Windows Mobile users can attest to running apps in the background for weeks without knowing that they were "closed," when they hit the "X." The current iPhone OS enables users to bring up iPod controls by double-clicking the home button. iPhone OS 4 should open up a similar dialog box, with floating application icons.
One thing to consider is whether Apple would allow more than one third-party application to run in the background--especially if it implements a more advanced push notification system that lets, for example, The New York Times app constantly update with the latest stories.
iPhone OS 4 should also have an information screen. The biggest complaint that many power users have with the current version is that the lock screen displays very limited information about e-mails, text messages, and phone calls you might have missed.
I actually would not expect Apple to turn this on by default, but rather as an option in the Settings menu. A lock screen with e-mail counts and upcoming events would be a huge boon for many people. The Spotlight search page should also be updated, such that much of this same information is displayed there, along with actual message previews. The current Spotlight search screen is so empty, it's practically begging to be filled with something.
Next on the wish list: Wi-Fi syncing. Currently, the operating system syncs contacts, mail, and calendars for MobileMe and Microsoft Exchange users over the air. Wi-Fi syncing would be especially helpful for a device like the iPad, for which syncing between music, video, and app collections could get a bit tedious.
I'd love to see library sharing over Wi-Fi as well. You shouldn't be able to steal your friend's music collection, but if you're in range of his Wi-Fi, you might be able to stream a few of his movies or listen to the latest Lady Gaga album that you refuse to buy yourself. The same APIs that allow for instant library sharing may even allow developers to create instant personal-area networks, where users can share or even work on the same document simultaneously. Imagine a company meeting at which everyone is editing the same Pages document or updating a spreadsheet together.
Rumors suggest that we're also likely to see limited printer support, especially for the iPad. Apple has positioned the iPad to be for light work, and for a lot of people, that means printing out--on occasion--a book report, air plane ticket, or spreadsheet. The biggest problem with implementing printer support in general, though, are the drivers.
We may end up seeing printers with the "Touch OS-capable" label showing up in the near future, but we're more likely to see some sort of iTunes pass-through, where your iPad sends the document over to iTunes, which actually does the printing on a printer already configured for your computer.
Finally, Apple should implement a limited file system. The current OS doesn't really expose the underlying file system to users, but given the iPad's new work-oriented direction, I hope that Apple will implement a limited file system that will appear as a mounted drive or folder on Macs and PCs when connected via USB or Wi-Fi.
The storage folder may even be a copy-and-paste repository and maybe be shareable over Wi-Fi or MobileMe.

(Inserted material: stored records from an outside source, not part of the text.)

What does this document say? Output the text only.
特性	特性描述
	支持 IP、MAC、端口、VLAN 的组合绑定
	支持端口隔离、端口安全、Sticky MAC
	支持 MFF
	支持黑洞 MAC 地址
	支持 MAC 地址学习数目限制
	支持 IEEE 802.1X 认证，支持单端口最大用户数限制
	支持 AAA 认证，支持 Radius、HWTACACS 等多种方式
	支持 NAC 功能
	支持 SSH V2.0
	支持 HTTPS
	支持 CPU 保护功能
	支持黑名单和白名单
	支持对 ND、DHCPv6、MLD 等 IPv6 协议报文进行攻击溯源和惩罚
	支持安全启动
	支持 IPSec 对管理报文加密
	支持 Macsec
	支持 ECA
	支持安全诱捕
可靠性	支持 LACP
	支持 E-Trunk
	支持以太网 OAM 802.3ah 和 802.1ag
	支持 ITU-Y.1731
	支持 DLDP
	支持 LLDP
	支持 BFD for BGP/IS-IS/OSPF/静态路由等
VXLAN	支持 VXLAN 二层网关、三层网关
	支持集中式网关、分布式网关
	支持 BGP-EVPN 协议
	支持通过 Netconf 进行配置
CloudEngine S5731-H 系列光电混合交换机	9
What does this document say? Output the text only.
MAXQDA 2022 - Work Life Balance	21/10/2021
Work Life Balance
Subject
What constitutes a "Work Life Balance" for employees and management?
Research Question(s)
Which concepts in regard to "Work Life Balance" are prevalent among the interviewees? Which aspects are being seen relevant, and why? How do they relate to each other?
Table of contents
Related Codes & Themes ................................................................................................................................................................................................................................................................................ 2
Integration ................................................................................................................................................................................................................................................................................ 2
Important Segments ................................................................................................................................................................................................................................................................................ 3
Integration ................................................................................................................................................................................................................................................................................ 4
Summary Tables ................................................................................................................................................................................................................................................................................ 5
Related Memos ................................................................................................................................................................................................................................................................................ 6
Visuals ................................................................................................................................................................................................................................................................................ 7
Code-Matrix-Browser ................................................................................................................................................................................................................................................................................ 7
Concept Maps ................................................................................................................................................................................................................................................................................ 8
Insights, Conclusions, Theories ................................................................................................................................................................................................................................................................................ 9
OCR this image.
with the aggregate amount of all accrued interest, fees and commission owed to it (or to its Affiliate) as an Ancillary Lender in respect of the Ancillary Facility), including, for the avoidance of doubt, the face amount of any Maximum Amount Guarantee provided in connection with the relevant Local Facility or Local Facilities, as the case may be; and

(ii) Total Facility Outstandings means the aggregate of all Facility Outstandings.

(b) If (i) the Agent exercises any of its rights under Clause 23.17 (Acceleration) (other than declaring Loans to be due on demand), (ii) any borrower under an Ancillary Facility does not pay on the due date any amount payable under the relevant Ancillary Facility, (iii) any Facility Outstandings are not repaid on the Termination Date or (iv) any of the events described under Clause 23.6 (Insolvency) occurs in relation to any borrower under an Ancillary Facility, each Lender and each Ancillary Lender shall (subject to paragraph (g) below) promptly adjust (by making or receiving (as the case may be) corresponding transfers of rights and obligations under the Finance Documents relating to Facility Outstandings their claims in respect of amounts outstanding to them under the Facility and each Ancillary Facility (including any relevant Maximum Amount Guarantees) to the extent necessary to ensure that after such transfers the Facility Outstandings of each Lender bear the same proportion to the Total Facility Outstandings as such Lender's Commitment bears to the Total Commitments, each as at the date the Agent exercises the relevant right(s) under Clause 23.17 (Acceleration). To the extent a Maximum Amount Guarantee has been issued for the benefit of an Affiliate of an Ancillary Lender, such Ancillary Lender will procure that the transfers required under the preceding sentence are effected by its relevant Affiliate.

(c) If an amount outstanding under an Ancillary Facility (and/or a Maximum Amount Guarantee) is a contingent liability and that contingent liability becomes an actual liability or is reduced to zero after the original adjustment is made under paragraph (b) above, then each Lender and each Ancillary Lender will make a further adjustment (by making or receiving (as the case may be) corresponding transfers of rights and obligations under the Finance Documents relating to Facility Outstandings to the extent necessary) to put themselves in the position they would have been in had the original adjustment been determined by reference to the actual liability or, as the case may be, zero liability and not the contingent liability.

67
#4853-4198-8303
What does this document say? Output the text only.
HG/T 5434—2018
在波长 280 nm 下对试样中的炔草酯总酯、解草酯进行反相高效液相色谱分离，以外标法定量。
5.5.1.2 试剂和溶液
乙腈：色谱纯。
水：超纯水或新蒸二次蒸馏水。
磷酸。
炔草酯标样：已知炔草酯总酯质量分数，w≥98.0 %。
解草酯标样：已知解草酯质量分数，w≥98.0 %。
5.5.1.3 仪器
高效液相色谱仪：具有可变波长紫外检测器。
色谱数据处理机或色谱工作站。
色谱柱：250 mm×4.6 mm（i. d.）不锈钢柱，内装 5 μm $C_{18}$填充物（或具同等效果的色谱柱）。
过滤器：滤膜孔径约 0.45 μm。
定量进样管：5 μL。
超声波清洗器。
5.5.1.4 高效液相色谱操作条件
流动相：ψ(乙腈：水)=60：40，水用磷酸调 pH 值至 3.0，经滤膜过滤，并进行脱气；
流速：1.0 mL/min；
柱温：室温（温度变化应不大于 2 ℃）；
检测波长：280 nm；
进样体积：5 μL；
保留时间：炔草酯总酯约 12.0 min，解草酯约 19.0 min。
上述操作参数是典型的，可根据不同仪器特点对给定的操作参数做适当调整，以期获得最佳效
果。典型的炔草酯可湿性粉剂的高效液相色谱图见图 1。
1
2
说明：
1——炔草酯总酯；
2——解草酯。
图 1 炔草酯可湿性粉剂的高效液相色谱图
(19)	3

This could enable Bluetooth file sharing. Given Apple's penchant for simplicity, we're more likely to see a single massive document folder than multiple subfolders. Technophiles would gripe about this, and prompting the enabling of subfolders in iPhone OS 5.0.
All together, the biggest features that end users should see, come Thursday, are advanced push notifications, limited multitasking for third-party applications, a new information-oriented lock screen, and Wi-Fi syncing. For now, it could probably get away with updated or polished user interface elements--nothing particularly drastic--just enough to keep users thinking that they are using the latest and greatest.